Authentic Romani music with violin and dulcimer is a disappearing genre, the last living masters can be found in Romania. Singer Corina Sîrghi grew up with this music, and her band is led by Eastern European music connoisseur Shaun Williams, who came to Bucharest to finish his doctoral thesis. He has studied art history in the United States and Germany, worked as a humanitarian volunteer in Ukraine, and his family history led him to Romania. His great-grandmother was from southern Transylvania and left for the United States in 1920. The other members of the group, Romanian violinist Marian Mirea and dulcimer player Marian Șerban, are in the master class in age and virtuosity, and Marian's son Cristian plays bass. The band builds on the legendary Taraf de Haidouks, who performed at the Respect Festival at the height of their career in 2002. Last year, the group was selected by an expert jury as one of the 40 performers of the Womex International Festival.
In Romania, the traditional art of music was passed down from generation to generation by professional and often illiterate musicians called lautari, from the word lauta, lute. During the 19th century, the lautari came into the service of aristocrats. Later, as the aristocracy disappeared, the lautari retreated to the countryside, playing mainly at weddings. With the advent of radio in the 20th century came the first generation of urban traditional players with academic training who knew the notes. Among them was the father of violinist Marian Mirea. Romani music was released on records and reached a wider audience thanks to singers like Maria Tanase, Romică Puceanu, Gabi Luncă, who even became the favourite singer of the dictator Ceausescu. But the raw music of the rural lautari remained hidden from international audiences until the fall of the communist dictatorship in 1990, when the borders were opened and the group Taraf de Haidouks was formed.
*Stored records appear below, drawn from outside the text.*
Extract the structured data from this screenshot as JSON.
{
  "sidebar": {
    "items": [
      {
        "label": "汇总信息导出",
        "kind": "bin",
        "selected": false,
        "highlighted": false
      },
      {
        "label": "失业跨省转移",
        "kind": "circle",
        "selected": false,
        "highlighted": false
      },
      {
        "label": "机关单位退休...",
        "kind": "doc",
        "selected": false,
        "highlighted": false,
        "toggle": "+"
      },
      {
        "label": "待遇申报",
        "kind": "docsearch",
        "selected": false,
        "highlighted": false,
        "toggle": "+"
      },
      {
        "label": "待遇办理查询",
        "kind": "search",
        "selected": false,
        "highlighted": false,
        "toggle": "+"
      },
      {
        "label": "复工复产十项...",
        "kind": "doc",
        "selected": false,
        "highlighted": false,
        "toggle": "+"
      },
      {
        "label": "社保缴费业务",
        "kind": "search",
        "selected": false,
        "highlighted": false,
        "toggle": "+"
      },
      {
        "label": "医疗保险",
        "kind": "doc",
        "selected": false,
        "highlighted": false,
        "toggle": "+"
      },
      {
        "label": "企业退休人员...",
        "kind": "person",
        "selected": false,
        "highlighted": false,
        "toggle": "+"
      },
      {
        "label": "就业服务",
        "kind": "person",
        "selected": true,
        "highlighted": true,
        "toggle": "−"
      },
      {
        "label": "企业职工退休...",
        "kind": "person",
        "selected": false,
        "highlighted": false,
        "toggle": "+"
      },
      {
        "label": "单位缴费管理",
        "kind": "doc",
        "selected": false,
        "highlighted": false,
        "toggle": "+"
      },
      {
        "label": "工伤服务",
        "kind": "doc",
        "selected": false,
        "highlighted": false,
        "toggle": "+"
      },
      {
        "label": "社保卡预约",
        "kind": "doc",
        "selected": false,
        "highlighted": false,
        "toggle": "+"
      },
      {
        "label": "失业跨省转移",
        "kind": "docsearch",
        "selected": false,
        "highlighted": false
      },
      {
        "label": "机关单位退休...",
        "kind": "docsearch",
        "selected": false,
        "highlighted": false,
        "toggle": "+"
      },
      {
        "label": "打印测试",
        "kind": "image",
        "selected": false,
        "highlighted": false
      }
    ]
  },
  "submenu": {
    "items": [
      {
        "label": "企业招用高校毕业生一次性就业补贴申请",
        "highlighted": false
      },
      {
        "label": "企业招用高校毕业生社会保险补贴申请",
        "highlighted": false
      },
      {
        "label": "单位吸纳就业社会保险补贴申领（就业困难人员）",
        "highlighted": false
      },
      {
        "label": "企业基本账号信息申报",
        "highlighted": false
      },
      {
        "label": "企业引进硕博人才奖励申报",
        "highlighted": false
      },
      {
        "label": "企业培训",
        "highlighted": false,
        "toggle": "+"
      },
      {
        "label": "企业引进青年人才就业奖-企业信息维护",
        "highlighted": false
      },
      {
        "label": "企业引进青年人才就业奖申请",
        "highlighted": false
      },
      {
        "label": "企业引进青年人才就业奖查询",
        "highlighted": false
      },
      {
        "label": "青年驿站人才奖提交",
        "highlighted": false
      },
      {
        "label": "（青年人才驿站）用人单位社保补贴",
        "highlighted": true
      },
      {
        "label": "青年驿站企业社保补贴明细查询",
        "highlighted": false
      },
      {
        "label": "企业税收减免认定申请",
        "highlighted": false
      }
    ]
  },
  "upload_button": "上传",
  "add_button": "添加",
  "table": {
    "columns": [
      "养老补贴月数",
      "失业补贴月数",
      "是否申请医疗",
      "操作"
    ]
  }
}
Accordionist Shaun Williams was aware that his American origins might confuse listeners, so he joined the group under the moniker Jean Americanu, which he acquired from his Romanian bandmates. The group’s dulcimer player Marian Șerban is a unique character. When Romani music was discovered by Western audiences after the fall of communism, he moved to Italy, where he participated in dozens of important projects. He played with the band Aquaragia Drom and with Neapolitan saxophonist Daniel Sepe, accompanied English rocker Elvis Costello on his Italian tour, and contributed to the soundtrack of film composer Ennio Morricone.